Nota: Hèlios possède des troupeaux de bœufs et de moutons dans l'île de Trinacrie (Trinakria = trois pointes en grec est le nom de la Sicile pour les Grecs anciens)

    Hèlios est le fils du Titan Hypérion et de sa sœur Théia, ou d'Euryphaessa, également sa sœur. Contrairement à Apollon, dieu du soleil, de la lumière et des arts, Hélios est la personnification du Soleil lui-même. Il est le frère de Séléné, représentant la Lune, et d'Éos qui symbolise l'Aurore.

 

L'Odyssée d'Homère

(traduction de Leconte de Lisle, 1818-1894)


Extrait du Chant 12

    Après que nous les eûmes dépassées et que nous n'entendîmes plus leur voix et leur chant, mes chers compagnons retirèrent la cire de leurs oreilles et me détachèrent ; mais, à peine avions-nous laissé l'île, que je vis de la fumée et de grands flots et que j'entendis un bruit immense. Et mes compagnons, frappés de crainte, laissèrent les avirons tomber de leurs mains. Et le courant emportait la nef, parce qu'ils n'agitaient plus les avirons. Et moi, courant çà et là, j'exhortai chacun d'eux par de douces paroles :

    " Ô amis, nous n'ignorons pas les maux. N'avons nous pas enduré un mal pire quand le Kyklôps nous tenait renfermés dans sa caverne creuse avec une violence horrible ? Mais, alors, par ma vertu, par mon intelligence et ma sagesse, nous lui avons échappé. Je ne pense pas que vous l'ayez oublié. Donc, maintenant, faites ce que je dirai ; obéissez tous. Vous, assis sur les bancs, frappez de vos avirons les flots profonds de la mer ; et toi, pilote, je t'ordonne ceci, retiens-le dans ton esprit, puisque tu tiens le gouvernail de la nef creuse. Dirige-la en dehors de cette fumée et de ce courant, et gagne cet autre écueil. Ne cesse pas d'y tendre avec vigueur, et tu détourneras notre perte"

    Je parlai ainsi, et ils obéirent promptement à mes paroles ; mais je ne leur dis rien de Skyllè, cette irrémédiable tristesse, de peur qu'épouvantés, ils cessassent de remuer les avirons, pour se cacher tous ensemble dans le fond de la nef. Et alors j'oubliai les ordres cruels de Kirkè qui m'avait recommandé de ne point m'armer. Et, m'étant revêtu de mes armes splendides, et, ayant pris deux, longues lances, je montai sur la proue de la nef d'où je croyais apercevoir d'abord la rocheuse Skyllè apportant la mort à mes compagnons. Mais je ne pus la voir, mes yeux se fatiguaient à regarder de tous les côtés de la Roche noire.

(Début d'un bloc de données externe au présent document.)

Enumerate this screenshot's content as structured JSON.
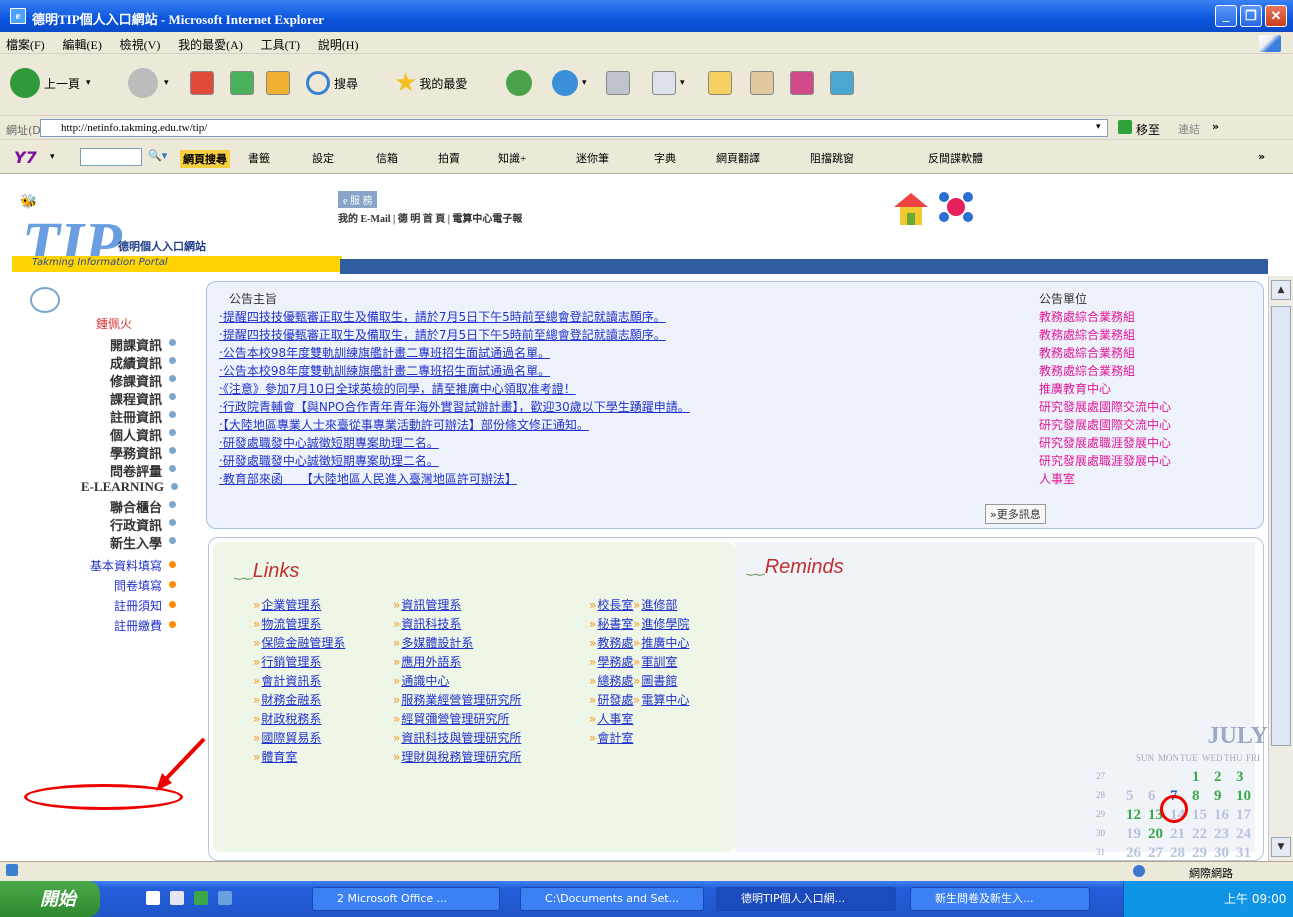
{
  "window": {
    "title": "德明TIP個人入口網站 - Microsoft Internet Explorer",
    "buttons": [
      "_",
      "❐",
      "✕"
    ]
  },
  "menubar": {
    "items": [
      "檔案(F)",
      "編輯(E)",
      "檢視(V)",
      "我的最愛(A)",
      "工具(T)",
      "說明(H)"
    ]
  },
  "toolbar": {
    "back_label": "上一頁",
    "search_label": "搜尋",
    "favorites_label": "我的最愛"
  },
  "address": {
    "label": "網址(D)",
    "url": "http://netinfo.takming.edu.tw/tip/",
    "go_label": "移至",
    "links_label": "連結"
  },
  "yahoo": {
    "logo": "Y7",
    "items": [
      "網頁搜尋",
      "書籤",
      "設定",
      "信箱",
      "拍賣",
      "知識+",
      "迷你筆",
      "字典",
      "網頁翻譯",
      "阻擋跳窗",
      "反間諜軟體"
    ]
  },
  "header": {
    "logo_text": "TIP",
    "logo_sub": "德明個人入口網站",
    "logo_en": "Takming Information Portal",
    "email_tag": "e 服 務",
    "email_links": "我的 E-Mail | 德 明 首 頁 | 電算中心電子報"
  },
  "leftnav": {
    "user_name": "鍾佩火",
    "items": [
      {
        "label": "開課資訊",
        "link": false
      },
      {
        "label": "成績資訊",
        "link": false
      },
      {
        "label": "修課資訊",
        "link": false
      },
      {
        "label": "課程資訊",
        "link": false
      },
      {
        "label": "註冊資訊",
        "link": false
      },
      {
        "label": "個人資訊",
        "link": false
      },
      {
        "label": "學務資訊",
        "link": false
      },
      {
        "label": "問卷評量",
        "link": false
      },
      {
        "label": "E-LEARNING",
        "link": false
      },
      {
        "label": "聯合櫃台",
        "link": false
      },
      {
        "label": "行政資訊",
        "link": false
      },
      {
        "label": "新生入學",
        "link": false
      },
      {
        "label": "基本資料填寫",
        "link": true
      },
      {
        "label": "問卷填寫",
        "link": true
      },
      {
        "label": "註冊須知",
        "link": true
      },
      {
        "label": "註冊繳費",
        "link": true
      }
    ]
  },
  "announcements": {
    "header": "公告主旨",
    "unit_header": "公告單位",
    "more": "»更多訊息",
    "items": [
      {
        "subject": "‧提醒四技技優甄審正取生及備取生，請於7月5日下午5時前至總會登記就讀志願序。",
        "unit": "教務處綜合業務組"
      },
      {
        "subject": "‧提醒四技技優甄審正取生及備取生，請於7月5日下午5時前至總會登記就讀志願序。",
        "unit": "教務處綜合業務組"
      },
      {
        "subject": "‧公告本校98年度雙軌訓練旗艦計畫二專班招生面試通過名單。",
        "unit": "教務處綜合業務組"
      },
      {
        "subject": "‧公告本校98年度雙軌訓練旗艦計畫二專班招生面試通過名單。",
        "unit": "教務處綜合業務組"
      },
      {
        "subject": "‧《注意》參加7月10日全球英檢的同學，請至推廣中心領取准考證！",
        "unit": "推廣教育中心"
      },
      {
        "subject": "‧行政院青輔會【與NPO合作青年青年海外實習試辦計畫】，歡迎30歲以下學生踴躍申請。",
        "unit": "研究發展處國際交流中心"
      },
      {
        "subject": "‧【大陸地區專業人士來臺從事專業活動許可辦法】部份條文修正通知。",
        "unit": "研究發展處國際交流中心"
      },
      {
        "subject": "‧研發處職發中心誠徵短期專案助理二名。",
        "unit": "研究發展處職涯發展中心"
      },
      {
        "subject": "‧研發處職發中心誠徵短期專案助理二名。",
        "unit": "研究發展處職涯發展中心"
      },
      {
        "subject": "‧教育部來函　　【大陸地區人民進入臺灣地區許可辦法】",
        "unit": "人事室"
      }
    ]
  },
  "links": {
    "header": "Links",
    "col1": [
      "企業管理系",
      "物流管理系",
      "保險金融管理系",
      "行銷管理系",
      "會計資訊系",
      "財務金融系",
      "財政稅務系",
      "國際貿易系",
      "體育室"
    ],
    "col2": [
      "資訊管理系",
      "資訊科技系",
      "多媒體設計系",
      "應用外語系",
      "通識中心",
      "服務業經營管理研究所",
      "經貿彌營管理研究所",
      "資訊科技與管理研究所",
      "理財與稅務管理研究所"
    ],
    "col3": [
      "校長室",
      "秘書室",
      "教務處",
      "學務處",
      "總務處",
      "研發處",
      "人事室",
      "會計室"
    ],
    "col4": [
      "進修部",
      "進修學院",
      "推廣中心",
      "軍訓室",
      "圖書館",
      "電算中心"
    ]
  },
  "reminds": {
    "header": "Reminds"
  },
  "calendar": {
    "month": "JULY",
    "weekdays": [
      "SUN",
      "MON",
      "TUE",
      "WED",
      "THU",
      "FRI"
    ],
    "weeks": [
      {
        "num": "27",
        "days": [
          "",
          "",
          "",
          "1",
          "2",
          "3"
        ]
      },
      {
        "num": "28",
        "days": [
          "5",
          "6",
          "7",
          "8",
          "9",
          "10"
        ]
      },
      {
        "num": "29",
        "days": [
          "12",
          "13",
          "14",
          "15",
          "16",
          "17"
        ]
      },
      {
        "num": "30",
        "days": [
          "19",
          "20",
          "21",
          "22",
          "23",
          "24"
        ]
      },
      {
        "num": "31",
        "days": [
          "26",
          "27",
          "28",
          "29",
          "30",
          "31"
        ]
      }
    ]
  },
  "status": {
    "zone": "網際網路"
  },
  "taskbar": {
    "start": "開始",
    "tasks": [
      "2 Microsoft Office ...",
      "C:\\Documents and Set...",
      "德明TIP個人入口網...",
      "新生問卷及新生入..."
    ],
    "clock": "上午 09:00"
  },
  "colors": {
    "link": "#2233cc",
    "unit": "#e0189a",
    "annotation": "#ee0000",
    "titlebar": "#0a55dd"
  }
}
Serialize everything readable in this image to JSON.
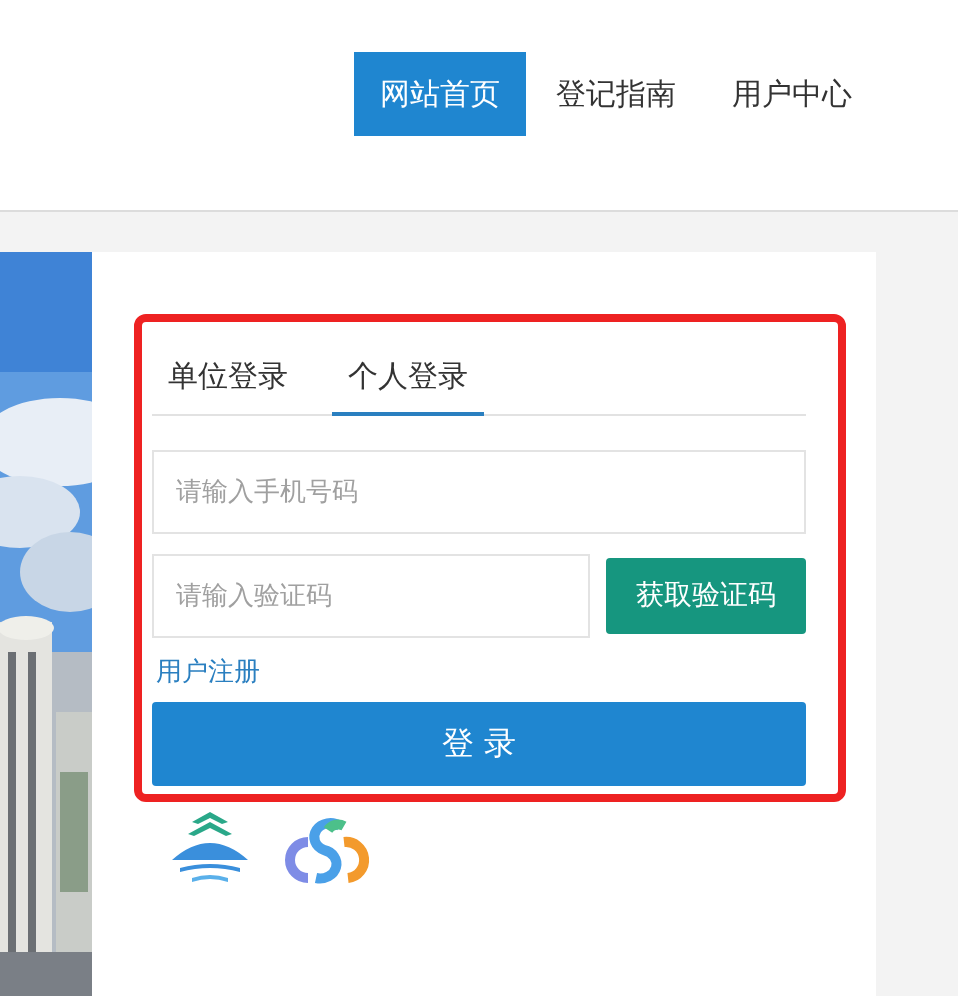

    Et nous traversions ce détroit en gémissant. D'un côté était Skyllè ; et, de l'autre, la divine Kharybdis engloutissait l'horrible eau salée de la mer ; et, quand elle la revomissait, celle-ci bouillonnait comme dans un bassin sur un grand feu, et elle la lançait en l'air, et l'eau pleuvait sur les deux écueils. Et, quand elle engloutissait de nouveau l'eau salée de la mer, elle semblait bouleversée jusqu'au fond, et elle rugissait affreusement autour de la Roche ; et le sable bleu du fond apparaissait, et la pâle terreur saisit mes compagnons. Et nous regardions Kharybdis, car c'était d'elle que nous attendions notre perte ; mais, pendant ce temps, Skyllè enleva de la nef creuse six de mes plus braves compagnons. Et, comme je regardais sur la nef, je vis leurs pieds et leurs mains qui passaient dans l'air ; et ils m'appelaient dans leur désespoir.

    De même qu'un pêcheur, du haut d'un rocher, avec une longue baguette, envoie dans la mer, aux petits poissons, un appât enfermé dans la corne d'un boeuf sauvage, et jette chaque poisson qu'il a pris, palpitant, sur le rocher ; de même Skyllè emportait mes compagnons palpitants et les dévorait sur le seuil, tandis qu'ils poussaient des cris et qu'ils tendaient vers moi leurs mains. Et c'était la chose la plus lamentable de toutes celles que j'aie vues dans mes courses sur la mer.

    Après avoir fui l'horrible Kharybdis et Skyllè, nous arrivâmes à l'île irréprochable du Dieu. Et là étaient les boeufs irréprochables aux larges fronts et les gras troupeaux du Hypérionide Hèlios. Et comme j'étais encore en mer, sur la nef noire, j'entendis les mugissements des boeufs dans les étables et le bêlement des brebis ; et la parole du Divinateur aveugle, du Thébain Teirésias, me revint à l'esprit, et Kirkè aussi qui m'avait recommandé d'éviter l'île de Hèlios qui charme les hommes.